Still, that's the big picture.  That affects me, it affects us all, but it's my little picture that holds my attention.  I should be doing better than I am.  I know this.  But things just keep getting worse.  Lately I've begun to despair that anything positive will happen to me.  This helpless, hopeless feeling comes and I wonder, "How much longer can I live like this?"  Like, what if nothing changes and I'm suddenly 40 and living the same life?  Or 50?  Can I stand it?  Not having any life?  Not having a way to support myself?  What will I do then?

I don't like the answer.

So, I've got to push myself towards some form of positive change.  I cannot continue down this path.  I cannot.  But herein lies my problem: I have no idea where to start with that.  For a long time I thought if I could only land a full time job, but I don't know that I will . . . At least not soon enough to matter.  So what can I do?  How can I change my life and maybe make a little more money?  How do I keep myself from drowning?
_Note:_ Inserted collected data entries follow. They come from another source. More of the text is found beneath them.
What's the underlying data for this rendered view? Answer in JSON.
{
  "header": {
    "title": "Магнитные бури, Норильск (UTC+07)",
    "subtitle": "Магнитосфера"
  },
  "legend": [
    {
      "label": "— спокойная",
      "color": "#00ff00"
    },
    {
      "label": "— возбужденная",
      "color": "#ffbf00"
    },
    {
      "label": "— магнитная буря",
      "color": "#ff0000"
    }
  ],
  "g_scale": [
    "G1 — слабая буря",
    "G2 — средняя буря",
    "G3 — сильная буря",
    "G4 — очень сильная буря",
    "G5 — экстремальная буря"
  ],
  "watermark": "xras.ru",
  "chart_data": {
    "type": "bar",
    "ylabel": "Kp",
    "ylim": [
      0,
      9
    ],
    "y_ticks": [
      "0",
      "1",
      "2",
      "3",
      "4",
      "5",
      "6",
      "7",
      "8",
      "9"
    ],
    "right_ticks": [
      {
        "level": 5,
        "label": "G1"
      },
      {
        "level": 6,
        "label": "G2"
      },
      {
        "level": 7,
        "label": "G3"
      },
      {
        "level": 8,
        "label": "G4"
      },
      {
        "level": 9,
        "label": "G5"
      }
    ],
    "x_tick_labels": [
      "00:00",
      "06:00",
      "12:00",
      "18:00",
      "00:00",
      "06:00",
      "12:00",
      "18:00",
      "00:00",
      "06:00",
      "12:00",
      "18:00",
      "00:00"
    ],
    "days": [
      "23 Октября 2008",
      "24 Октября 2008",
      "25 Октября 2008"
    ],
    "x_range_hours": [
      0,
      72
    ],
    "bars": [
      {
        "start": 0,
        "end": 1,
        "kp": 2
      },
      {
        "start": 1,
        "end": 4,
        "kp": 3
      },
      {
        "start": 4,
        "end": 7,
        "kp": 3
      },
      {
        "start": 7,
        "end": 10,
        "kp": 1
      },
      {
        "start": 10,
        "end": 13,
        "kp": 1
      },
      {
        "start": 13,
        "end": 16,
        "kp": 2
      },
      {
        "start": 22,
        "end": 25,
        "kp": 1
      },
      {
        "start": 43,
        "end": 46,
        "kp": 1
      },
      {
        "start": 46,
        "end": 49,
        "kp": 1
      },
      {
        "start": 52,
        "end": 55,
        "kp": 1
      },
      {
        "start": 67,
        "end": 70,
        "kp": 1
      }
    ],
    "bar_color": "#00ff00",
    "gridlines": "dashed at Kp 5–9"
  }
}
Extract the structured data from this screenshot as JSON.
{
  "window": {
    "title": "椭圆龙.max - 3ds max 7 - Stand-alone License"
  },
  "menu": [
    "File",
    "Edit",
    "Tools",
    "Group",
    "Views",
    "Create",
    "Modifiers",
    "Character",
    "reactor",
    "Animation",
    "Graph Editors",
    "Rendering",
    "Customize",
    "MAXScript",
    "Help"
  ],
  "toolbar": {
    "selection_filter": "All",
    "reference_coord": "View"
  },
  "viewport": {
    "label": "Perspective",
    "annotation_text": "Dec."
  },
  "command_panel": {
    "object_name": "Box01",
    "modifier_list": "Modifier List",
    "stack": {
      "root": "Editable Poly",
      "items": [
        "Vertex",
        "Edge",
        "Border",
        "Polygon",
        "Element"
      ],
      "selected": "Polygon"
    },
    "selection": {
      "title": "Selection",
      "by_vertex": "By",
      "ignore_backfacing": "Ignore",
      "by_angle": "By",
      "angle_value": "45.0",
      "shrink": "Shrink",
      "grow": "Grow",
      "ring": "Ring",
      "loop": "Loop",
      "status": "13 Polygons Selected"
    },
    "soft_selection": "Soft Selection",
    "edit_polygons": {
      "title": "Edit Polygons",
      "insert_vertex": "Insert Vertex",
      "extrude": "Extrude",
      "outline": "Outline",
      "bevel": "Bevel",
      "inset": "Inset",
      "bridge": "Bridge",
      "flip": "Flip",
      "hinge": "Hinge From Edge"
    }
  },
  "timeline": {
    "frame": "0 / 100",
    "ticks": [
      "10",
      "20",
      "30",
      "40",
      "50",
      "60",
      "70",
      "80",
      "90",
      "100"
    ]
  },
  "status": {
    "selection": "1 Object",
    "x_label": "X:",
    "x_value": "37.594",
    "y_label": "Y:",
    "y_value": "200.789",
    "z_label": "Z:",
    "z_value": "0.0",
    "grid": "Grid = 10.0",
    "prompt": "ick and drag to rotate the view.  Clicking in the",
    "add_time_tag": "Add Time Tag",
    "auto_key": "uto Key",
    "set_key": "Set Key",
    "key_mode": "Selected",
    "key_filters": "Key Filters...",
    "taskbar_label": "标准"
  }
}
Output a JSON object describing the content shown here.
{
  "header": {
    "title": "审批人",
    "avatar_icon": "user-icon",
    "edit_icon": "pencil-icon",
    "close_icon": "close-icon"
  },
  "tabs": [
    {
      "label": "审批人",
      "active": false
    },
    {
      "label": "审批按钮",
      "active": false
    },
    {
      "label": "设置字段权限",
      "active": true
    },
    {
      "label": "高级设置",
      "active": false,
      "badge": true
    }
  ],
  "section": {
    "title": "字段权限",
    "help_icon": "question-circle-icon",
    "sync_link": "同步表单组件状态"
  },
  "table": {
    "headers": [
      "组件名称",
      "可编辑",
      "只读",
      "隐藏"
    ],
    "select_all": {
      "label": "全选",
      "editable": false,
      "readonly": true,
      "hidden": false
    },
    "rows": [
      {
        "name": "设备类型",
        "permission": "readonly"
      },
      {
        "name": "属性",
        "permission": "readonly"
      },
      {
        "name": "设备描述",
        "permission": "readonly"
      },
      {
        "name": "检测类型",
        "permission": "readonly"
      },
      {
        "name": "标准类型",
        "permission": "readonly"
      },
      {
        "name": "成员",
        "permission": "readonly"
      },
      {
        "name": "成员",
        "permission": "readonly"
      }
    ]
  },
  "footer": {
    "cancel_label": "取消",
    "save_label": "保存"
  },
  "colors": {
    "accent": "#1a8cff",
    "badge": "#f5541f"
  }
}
I know I'm overlooking a lot.  I've been so focused on trying to find work, it's taken all of my attention.  How do I rediscover my bit of calm, my flexibility?  How do I learn to be–if not happy, then–content?  Where can I find hope?

I feel like it's something small, something I'm overlooking–that first step, I mean.  Because it is going to be steps–a great many of them–before I find stable footing.  What can I do?  It's like I'm stuck, dithering, at a crossroads, and there are a million directions in which I can travel, but I'm so afraid of choosing wrong that I don't know quite where to place my feet.  But I have to move, because I don't want to be this person anymore.  I don't want to be sad and angry and afraid.  I don't want to feel brittle and bitter.  I want to move.  I want to dance.  I want to live.

So I guess I've got to get going, huh?  Cast my die and take a chance.  Maybe I'll find myself becoming the person I want to be in the process.